How is Social Finance pursuing social change? We are building a new model for social change through a set of financing strategies we call Pay for Success. All Pay for Success strategies share a set of core principles: clearly defining and measuring progress toward shared goals, collaborating across the public, private and social sectors to achieve these goals, and making funding directly dependent on outcomes achieved.
We have built these innovative financing tools – social impact bonds, career impact bonds – with the North Star of fundamentally improve lives for people in need. This means supporting low-income mothers to achieve healthy births, upskilling low income individuals to get good jobs to move up the economic ladder, helping people leaving prison reintegrate into their communities, and finding permanent housing for the chronically homeless. The financial tools are simply a means to an end. The end is about achieving measurable, sustainable results for our most vulnerable communities.
How would you describe the social impact you seek to have in the world? With Pay for Success, we are seeking to revolutionize social impact at both the micro and macro levels. For individuals, it is about delivering impact that is tangible and measurable. It is about using data and evidence to increase accountability and ensure that programs truly make a difference in the lives of the people they are meant to serve. At the macro-level, it is about enlisting private capital and the discipline of markets to serve the public good. And it is about shifting mindsets around collaboration. We see opportunities to break down the old silos and develop new models for deep, cross-sector partnerships for impact. It’s not just in the province of the public sector or the private sector or civil society to solve our biggest challenges. We have so much more potential for impact when we work to solve problems together.
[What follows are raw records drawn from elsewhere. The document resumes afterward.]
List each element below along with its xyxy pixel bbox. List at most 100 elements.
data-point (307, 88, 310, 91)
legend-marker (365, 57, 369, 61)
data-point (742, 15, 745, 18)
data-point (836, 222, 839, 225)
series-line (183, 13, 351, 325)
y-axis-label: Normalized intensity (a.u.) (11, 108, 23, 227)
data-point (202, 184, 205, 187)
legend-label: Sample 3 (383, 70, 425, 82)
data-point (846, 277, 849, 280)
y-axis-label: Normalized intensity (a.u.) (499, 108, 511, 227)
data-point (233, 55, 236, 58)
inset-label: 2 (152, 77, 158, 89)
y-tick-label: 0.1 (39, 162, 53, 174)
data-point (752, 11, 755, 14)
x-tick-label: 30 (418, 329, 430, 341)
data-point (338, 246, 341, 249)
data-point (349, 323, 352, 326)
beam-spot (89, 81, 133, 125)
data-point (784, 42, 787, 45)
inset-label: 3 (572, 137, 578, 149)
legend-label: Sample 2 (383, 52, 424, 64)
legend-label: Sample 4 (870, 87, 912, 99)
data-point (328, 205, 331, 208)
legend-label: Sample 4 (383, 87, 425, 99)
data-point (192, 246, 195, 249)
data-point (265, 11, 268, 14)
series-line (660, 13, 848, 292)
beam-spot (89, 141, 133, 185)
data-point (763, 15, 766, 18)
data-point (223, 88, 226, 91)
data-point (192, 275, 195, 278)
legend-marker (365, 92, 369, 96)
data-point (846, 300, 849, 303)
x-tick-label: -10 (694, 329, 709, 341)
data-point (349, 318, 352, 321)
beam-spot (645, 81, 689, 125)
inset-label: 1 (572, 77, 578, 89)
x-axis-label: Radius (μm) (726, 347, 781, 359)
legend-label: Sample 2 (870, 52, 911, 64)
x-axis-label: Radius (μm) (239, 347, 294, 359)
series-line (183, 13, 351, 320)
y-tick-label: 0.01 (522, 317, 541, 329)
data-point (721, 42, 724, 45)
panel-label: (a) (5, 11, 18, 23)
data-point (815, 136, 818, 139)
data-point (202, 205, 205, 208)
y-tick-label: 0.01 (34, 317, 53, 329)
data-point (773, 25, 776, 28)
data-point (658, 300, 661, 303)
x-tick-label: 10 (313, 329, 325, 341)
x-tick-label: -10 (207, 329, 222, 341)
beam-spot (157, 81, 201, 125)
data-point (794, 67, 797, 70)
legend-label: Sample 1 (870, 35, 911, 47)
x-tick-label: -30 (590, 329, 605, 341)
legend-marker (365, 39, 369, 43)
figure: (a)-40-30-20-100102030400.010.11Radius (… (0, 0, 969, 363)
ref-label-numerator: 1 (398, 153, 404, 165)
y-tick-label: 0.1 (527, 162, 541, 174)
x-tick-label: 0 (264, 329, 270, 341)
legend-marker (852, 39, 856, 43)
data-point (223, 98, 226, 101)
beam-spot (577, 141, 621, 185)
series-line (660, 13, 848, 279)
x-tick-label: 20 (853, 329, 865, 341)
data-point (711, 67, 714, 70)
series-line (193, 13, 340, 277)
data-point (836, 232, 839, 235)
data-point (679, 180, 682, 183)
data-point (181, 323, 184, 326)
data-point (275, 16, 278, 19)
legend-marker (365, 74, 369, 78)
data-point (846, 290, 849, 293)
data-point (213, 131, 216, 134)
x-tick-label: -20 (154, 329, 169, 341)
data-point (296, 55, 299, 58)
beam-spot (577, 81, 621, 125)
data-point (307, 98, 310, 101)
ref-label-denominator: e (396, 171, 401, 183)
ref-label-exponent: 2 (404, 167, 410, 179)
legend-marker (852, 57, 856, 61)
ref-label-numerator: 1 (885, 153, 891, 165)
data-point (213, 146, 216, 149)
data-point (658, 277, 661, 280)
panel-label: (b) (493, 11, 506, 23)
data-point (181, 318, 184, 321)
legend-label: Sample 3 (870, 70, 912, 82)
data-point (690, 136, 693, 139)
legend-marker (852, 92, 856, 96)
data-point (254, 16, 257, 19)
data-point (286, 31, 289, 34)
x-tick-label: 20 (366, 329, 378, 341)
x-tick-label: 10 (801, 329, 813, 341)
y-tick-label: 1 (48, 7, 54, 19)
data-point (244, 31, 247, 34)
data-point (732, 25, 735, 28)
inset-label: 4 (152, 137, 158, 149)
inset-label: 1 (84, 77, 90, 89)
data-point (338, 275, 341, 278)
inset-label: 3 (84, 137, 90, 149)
What do you hope for the next 25 years of SEI? When I think about the next 25 years, I think about a rising tide and a shifting zeitgeist. I imagine that all of this will become less novel and more standard course of business. Impact will be at the heart of consumption and investment decisions. Investors will routinely assess impact as a third axis alongside risk and return. Corporations will focus on creating sustainable long-term value by optimizing their social and environmental impact. High-performing nonprofits and social enterprises will be rewarded for delivering results. And governments will make funding decisions based on outcomes. I think SEI has a critical leadership role to play in ushering in this new societal paradigm.